Resep Tumis Pare Telur Khas Indonesia: Sayur Pare Pahit Segar dengan Telur yang Gurih Lembut

Halo, sobat pecinta sayur yang berani dengan rasa pahit! Di Sendok Sejagat, kami sering bilang pare itu seperti teman yang awalnya susah didekati tapi lama-lama bikin kangen – dan Tumis Pare Telur ini jadi bukti terbaik setelah kami masak ulang berkali-kali di dapur.
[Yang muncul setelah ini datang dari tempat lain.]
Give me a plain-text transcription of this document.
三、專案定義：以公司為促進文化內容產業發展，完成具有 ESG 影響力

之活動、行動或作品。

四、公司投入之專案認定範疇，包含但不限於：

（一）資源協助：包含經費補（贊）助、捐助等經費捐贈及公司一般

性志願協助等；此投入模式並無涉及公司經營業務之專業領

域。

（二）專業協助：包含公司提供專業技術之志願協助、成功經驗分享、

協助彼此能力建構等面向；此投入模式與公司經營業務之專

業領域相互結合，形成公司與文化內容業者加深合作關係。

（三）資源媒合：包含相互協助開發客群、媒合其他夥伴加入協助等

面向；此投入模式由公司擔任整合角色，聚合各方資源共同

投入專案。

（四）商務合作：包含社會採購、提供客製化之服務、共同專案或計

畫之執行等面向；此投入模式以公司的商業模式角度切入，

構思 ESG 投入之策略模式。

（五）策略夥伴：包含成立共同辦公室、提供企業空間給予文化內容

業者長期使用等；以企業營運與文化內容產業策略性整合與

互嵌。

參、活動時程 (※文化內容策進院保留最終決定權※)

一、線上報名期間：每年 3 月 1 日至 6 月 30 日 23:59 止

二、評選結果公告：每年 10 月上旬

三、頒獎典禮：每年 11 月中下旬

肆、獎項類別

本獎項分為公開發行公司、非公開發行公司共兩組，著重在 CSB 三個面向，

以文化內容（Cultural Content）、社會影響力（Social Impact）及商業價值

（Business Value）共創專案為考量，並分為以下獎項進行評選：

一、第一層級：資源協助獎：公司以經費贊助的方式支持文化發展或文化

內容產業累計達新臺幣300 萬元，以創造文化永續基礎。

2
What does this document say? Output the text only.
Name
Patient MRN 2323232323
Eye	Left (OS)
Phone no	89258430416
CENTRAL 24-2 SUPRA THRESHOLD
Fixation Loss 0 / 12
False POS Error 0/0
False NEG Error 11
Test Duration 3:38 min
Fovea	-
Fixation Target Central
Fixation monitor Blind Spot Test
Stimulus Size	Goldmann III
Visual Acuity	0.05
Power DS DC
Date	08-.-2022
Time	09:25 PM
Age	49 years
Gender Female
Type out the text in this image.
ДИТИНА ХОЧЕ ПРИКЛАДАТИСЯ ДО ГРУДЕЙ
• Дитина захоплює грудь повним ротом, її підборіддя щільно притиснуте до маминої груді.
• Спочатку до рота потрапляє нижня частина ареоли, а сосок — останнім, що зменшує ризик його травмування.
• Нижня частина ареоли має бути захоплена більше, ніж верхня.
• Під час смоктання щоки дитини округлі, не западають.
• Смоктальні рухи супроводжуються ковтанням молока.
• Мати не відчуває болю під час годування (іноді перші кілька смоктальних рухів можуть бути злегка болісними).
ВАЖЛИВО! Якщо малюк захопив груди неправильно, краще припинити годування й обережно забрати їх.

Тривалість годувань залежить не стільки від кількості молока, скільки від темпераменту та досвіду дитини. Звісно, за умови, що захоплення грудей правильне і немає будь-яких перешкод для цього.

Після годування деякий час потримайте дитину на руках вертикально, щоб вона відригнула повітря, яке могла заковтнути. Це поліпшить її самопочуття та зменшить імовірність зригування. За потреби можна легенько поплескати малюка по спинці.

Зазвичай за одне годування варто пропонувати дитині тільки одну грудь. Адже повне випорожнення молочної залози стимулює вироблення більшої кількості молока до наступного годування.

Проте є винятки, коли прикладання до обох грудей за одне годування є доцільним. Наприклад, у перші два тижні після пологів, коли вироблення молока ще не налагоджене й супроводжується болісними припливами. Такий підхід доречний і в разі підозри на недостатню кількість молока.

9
Pare yang direbus dulu supaya pahitnya reda, ditumis bersama telur orak-arik yang lembut gurih – setiap suap terasa segar renyah dari pare, lembut hangat dari telur, dan bumbu bawang yang bikin ingin tambah nasi terus. Kami biasa sajikan ini sebagai lauk harian atau pendamping nasi hangat, tambah sambal terasi yang pedas mantap biar seimbang. Hidangan ini terasa seperti cerita dapur rumahan Indonesia: pare yang sering dibenci anak kecil, tapi kalau diolah benar jadi sayur favorit keluarga. Yuk, kita iris pare bareng dan tumis telur – aroma bawang goreng langsung bikin dapur terasa hidup!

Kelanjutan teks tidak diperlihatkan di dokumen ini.